Some proteins in the immune system play a key role in the progression of the disease, according to fearsome research in recent years. The new drugs approved in the US have been designed to precisely inhibit two of these proteins.

Pegcetacoplan, marketed as Syfovre, inhibits the pro-inflammatory protein C3. It reduces the progression of AMD by nearly 20% within two years, according to two clinical trials published in October in which 1,258 patients participated.
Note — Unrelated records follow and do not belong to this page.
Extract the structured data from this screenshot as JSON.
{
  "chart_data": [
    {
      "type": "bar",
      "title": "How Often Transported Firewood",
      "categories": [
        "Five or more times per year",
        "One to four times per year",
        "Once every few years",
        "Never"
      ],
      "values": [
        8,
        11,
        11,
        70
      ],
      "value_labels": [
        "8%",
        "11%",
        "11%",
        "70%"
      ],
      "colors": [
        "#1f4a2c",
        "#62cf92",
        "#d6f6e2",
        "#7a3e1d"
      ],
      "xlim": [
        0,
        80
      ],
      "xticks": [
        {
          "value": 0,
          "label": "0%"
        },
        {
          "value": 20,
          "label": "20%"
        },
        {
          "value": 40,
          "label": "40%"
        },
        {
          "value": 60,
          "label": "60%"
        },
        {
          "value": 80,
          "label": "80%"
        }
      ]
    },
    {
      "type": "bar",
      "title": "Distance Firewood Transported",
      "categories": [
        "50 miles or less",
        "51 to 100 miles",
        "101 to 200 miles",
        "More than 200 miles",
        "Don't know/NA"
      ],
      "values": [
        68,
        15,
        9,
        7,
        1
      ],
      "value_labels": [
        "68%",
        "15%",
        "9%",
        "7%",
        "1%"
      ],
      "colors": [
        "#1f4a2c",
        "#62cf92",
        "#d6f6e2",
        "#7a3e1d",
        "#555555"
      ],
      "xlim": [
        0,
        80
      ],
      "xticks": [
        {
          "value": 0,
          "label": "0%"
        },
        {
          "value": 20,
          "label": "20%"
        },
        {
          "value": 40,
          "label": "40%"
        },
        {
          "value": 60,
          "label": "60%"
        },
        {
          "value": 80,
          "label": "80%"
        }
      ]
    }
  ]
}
It has been authorized since February for the treatment of AMD in the US. In Europe, it has been authorized since 2021 for a rare hematological disease, paroxysmal nocturnal hemoglobinuria, but not yet for AMD.

Avacincaptad pegol, marketed as Izervay, inhibits a similar pro-inflammatory protein called C5. The Macula Institute was the first center in the world to apply it to patients in a phase 1 clinical trial in 2009. In another more advanced phase 3 clinical trial, it has shown that it slows the progression of the disease 14% within twelve months. It has been approved since the summer in the US.

Both drugs are administered by intraocular injections. Izervay must be injected every month, as it is the regimen that has shown effectiveness in the clinical trial, and the term can be extended to two months with Syfovre. The cost of treatment in the US is about $2,100 per injection with both products.

"These drugs will mean an important improvement for those patients in whom AMD has a faster evolution and who are destined to lose their vision if they do not receive any treatment", says Monés. On the contrary, "in patients in whom they evolve more slowly, it may be preferable not to apply the initial treatment. We are faced with the challenge of learning to individualize therapy".

When AMD affects the fovea – the region of the retina where visual acuity is greatest – its evolution is usually slower than when it originates outside the fovea. People who have extrafoveal AMD would therefore be better candidates to receive the new drugs, especially if they have already lost much of the vision in one eye and the AMD has started to affect the other as well.

But in the coming years "we hope to have new biomarkers obtained with artificial intelligence that will inform about the progression dynamics of AMD", Monés points out. In this way, "most ophthalmologists will be able to select the best treatment for each patient without needing to be experts in this disease as at present".

Syfovre and Izervay are the first drugs for the treatment of so-called dry or atrophic AMD, which represents 90% of all AMD cases. They are added to five drugs already approved for the treatment of wet AMD, which represents the other 10%.